レイノルズは黙ったまま、ただラーナを見つめていた。ラーナにとって、この時間は永遠にも感じ取れた。時計があるわけではないのに、秒針の音が聞こえるようだった。
『早く何か言って!そして早くその言葉を忘れて!』ラーナは心の中で叫んだ。思いが届いたのか、ようやくレイノルズがため息交じりに言った。
「そう…ですか。」言葉とは裏腹に、レイノルズは納得していないようだった。
『だがこれ以上掘り下げて聞くわけにはいかない。この前のようにまた倒れられてはかなわない。そのようなことになれば、もう二度とラーナと会うことはできなくなるだろう。それだけは避けねば…。』
「では、ラーナ嬢に二つお願いがあります。」レイノルズは気を取り直したようにラーナに微笑んだ。
「私にできることであれば…。」ラーナは表情を変えないように返事をした。
「『ショータ』の意味を、もし思い出すことがあれば、私にも教えて下さい。」笑顔でありながら、目は真剣そのものだ。ラーナはその言葉に反応しないようにすることが精一杯だった。
「善処致します。」と、一言だけ返した。そして、
「もうひとつは何なのでしょうか?」と尋ねた。早く話を変えたい一心だ。
「私たちの二人の間では、敬語はやめよう。」レイノルズの提案にラーナは少し戸惑った。
「あなたのことは、ラーナと呼んでいいかな?私のことはレイルと呼んでほしい。」ようやくラーナが、
「失礼ながら殿下、それにはお応えできかねます。殿下はよろしくても、周りが聞いたときにどうなることか…。私のことはラーナと呼んでいただいて結構ですが、」レイノルズが言葉を遮った。
「だから、私たち二人きりのときのみ、にしよう。」
『なるべく二人きりにならなければいいのか…。』ラーナの心を見透かすように、レイノルズが言った。
「これからは毎日一緒に学んでいくからね。二人きりの機会も多い。すぐに慣れるさ。」
「しかし殿下っ…」言いかけたラーナの唇に、レイノルズの人差し指が触れた。
「だから、レイル、だ。」
あまりに突然のことに驚きながらも、ラーナは首まで真っ赤になっている。それをみたレイノルズは嬉しそうだ。
「ほら、言ってみてごらん。
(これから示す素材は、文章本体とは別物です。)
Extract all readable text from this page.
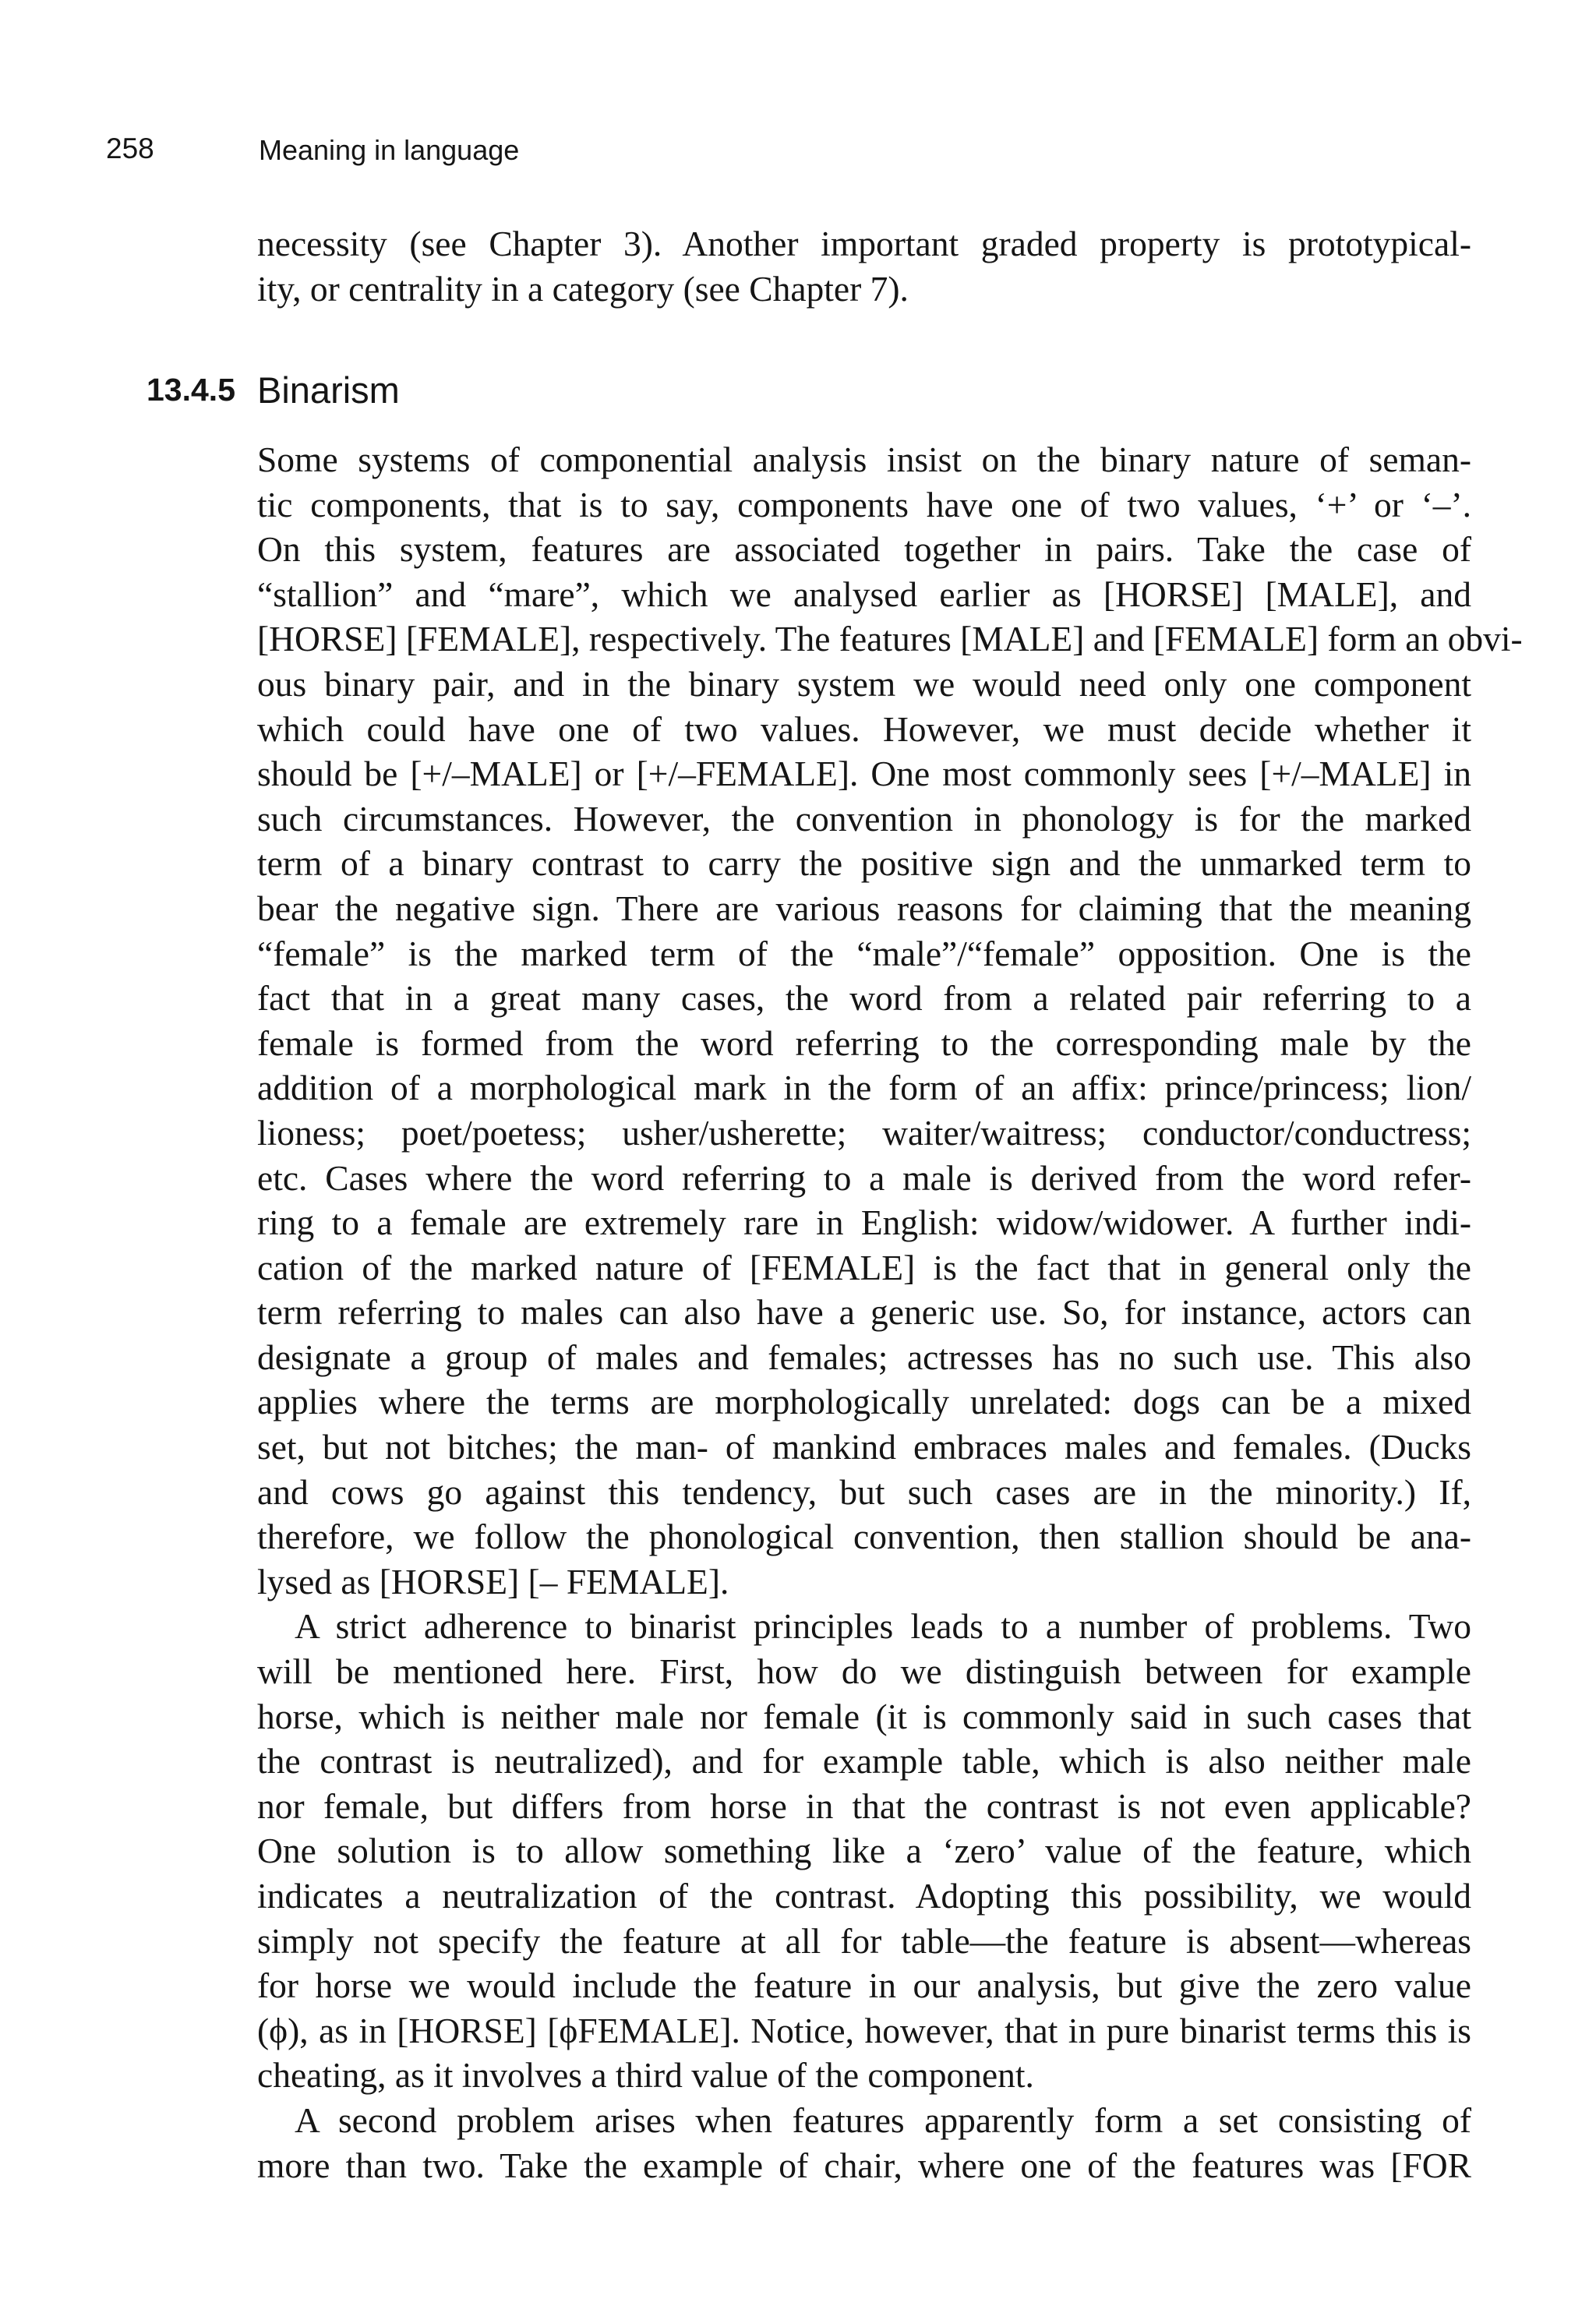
258	Meaning in language
necessity (see Chapter 3). Another important graded property is prototypical-
ity, or centrality in a category (see Chapter 7).
13.4.5 Binarism
Some systems of componential analysis insist on the binary nature of seman-
tic components, that is to say, components have one of two values, ‘+’ or ‘–’.
On this system, features are associated together in pairs. Take the case of
“stallion” and “mare”, which we analysed earlier as [HORSE] [MALE], and
[HORSE] [FEMALE], respectively. The features [MALE] and [FEMALE] form an obvi-
ous binary pair, and in the binary system we would need only one component
which could have one of two values. However, we must decide whether it
should be [+/–MALE] or [+/–FEMALE]. One most commonly sees [+/–MALE] in
such circumstances. However, the convention in phonology is for the marked
term of a binary contrast to carry the positive sign and the unmarked term to
bear the negative sign. There are various reasons for claiming that the meaning
“female” is the marked term of the “male”/“female” opposition. One is the
fact that in a great many cases, the word from a related pair referring to a
female is formed from the word referring to the corresponding male by the
addition of a morphological mark in the form of an affix: prince/princess; lion/
lioness; poet/poetess; usher/usherette; waiter/waitress; conductor/conductress;
etc. Cases where the word referring to a male is derived from the word refer-
ring to a female are extremely rare in English: widow/widower. A further indi-
cation of the marked nature of [FEMALE] is the fact that in general only the
term referring to males can also have a generic use. So, for instance, actors can
designate a group of males and females; actresses has no such use. This also
applies where the terms are morphologically unrelated: dogs can be a mixed
set, but not bitches; the man- of mankind embraces males and females. (Ducks
and cows go against this tendency, but such cases are in the minority.) If,
therefore, we follow the phonological convention, then stallion should be ana-
lysed as [HORSE] [– FEMALE].
A strict adherence to binarist principles leads to a number of problems. Two
will be mentioned here. First, how do we distinguish between for example
horse, which is neither male nor female (it is commonly said in such cases that
the contrast is neutralized), and for example table, which is also neither male
nor female, but differs from horse in that the contrast is not even applicable?
One solution is to allow something like a ‘zero’ value of the feature, which
indicates a neutralization of the contrast. Adopting this possibility, we would
simply not specify the feature at all for table—the feature is absent—whereas
for horse we would include the feature in our analysis, but give the zero value
(ϕ), as in [HORSE] [ϕFEMALE]. Notice, however, that in pure binarist terms this is
cheating, as it involves a third value of the component.
A second problem arises when features apparently form a set consisting of
more than two. Take the example of chair, where one of the features was [FOR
」
「………ィル……さま…」ラーナは顔から火が出そうな勢いだ。
「んー、聞こえないなぁ。」レイノルズは楽しくなってきた。ラーナはプチ切れた。
「レイル様!…っ、こ、これでよろしいですか!?」
「んー、おしいね。『これでいい?』だよ。」と言いながら、今度はそっとラーナの手を握った。
『こんなんじゃ、こっちの身がもたない!』危うく座っていた椅子を倒しそうになったところに、スナイパー・フィルが慌てて駆け付けた。
『お兄様、見ていてくれたのね。でも、なんだか恥ずかしいわ。』ラーナの赤い顔を見たフィルは、息も荒く大声で叫んだ。
「レイノルズ殿下!そろそろお時間かと!お迎えに上がりました!」
「えー、まだ大丈夫だよ。ラーナとも話したりないし。」レイノルズの言葉にフィルがどう返そうか考えていると、ちょうどいいタイミングでカイリが来た。
「いえ、殿下、帰城のお時間が近づいております。陛下もご心配されるかと。」カイリの釘を刺すような言葉に、若干苛立ちつつも、レイノルズは従うしかないようだった。
「…わかった。」レイノルズが席を立ち、フィルがホッとしたのもつかの間。レイノルズは同じく席を立ったラーナの横に来て、
「ではラーナ、今日は君に会えて嬉しかった。明日から城で会えることを楽しみにしているよ。」と言って、ラーナの右手の甲にキスをした。
ラーナは手まで真っ赤になり、フィルは怒り?で我を失いそうだった。カイリはため息をついて、
「殿下、参りましょう。」と、レイノルズを連行していった。
そのまま中庭での解散となり、その場にはラーナとフィルが残された。呆然とするラーナを見て、フィルは、
「あーーーーー!俺のラーナがぁぁ!」と叫んだ。
『お兄様の私じゃないわよ。』ラーナはようやく我に返った。
『今回、将太の姿を見ることはなかった。殿下が『ショータ』の話を出したときには、さすがに焦ったけど…。まさか殿下に聞かれていたとは…。ますます気が抜けないわ。でも…今世の将太は、ちょっと違う人みたい。もちろん、別人だけど…中身がちょっと、強引な気がする。』そんな将太、ではなくレイノルズも悪くない……と、思っている自分自身に、ラーナは気付いていなかった。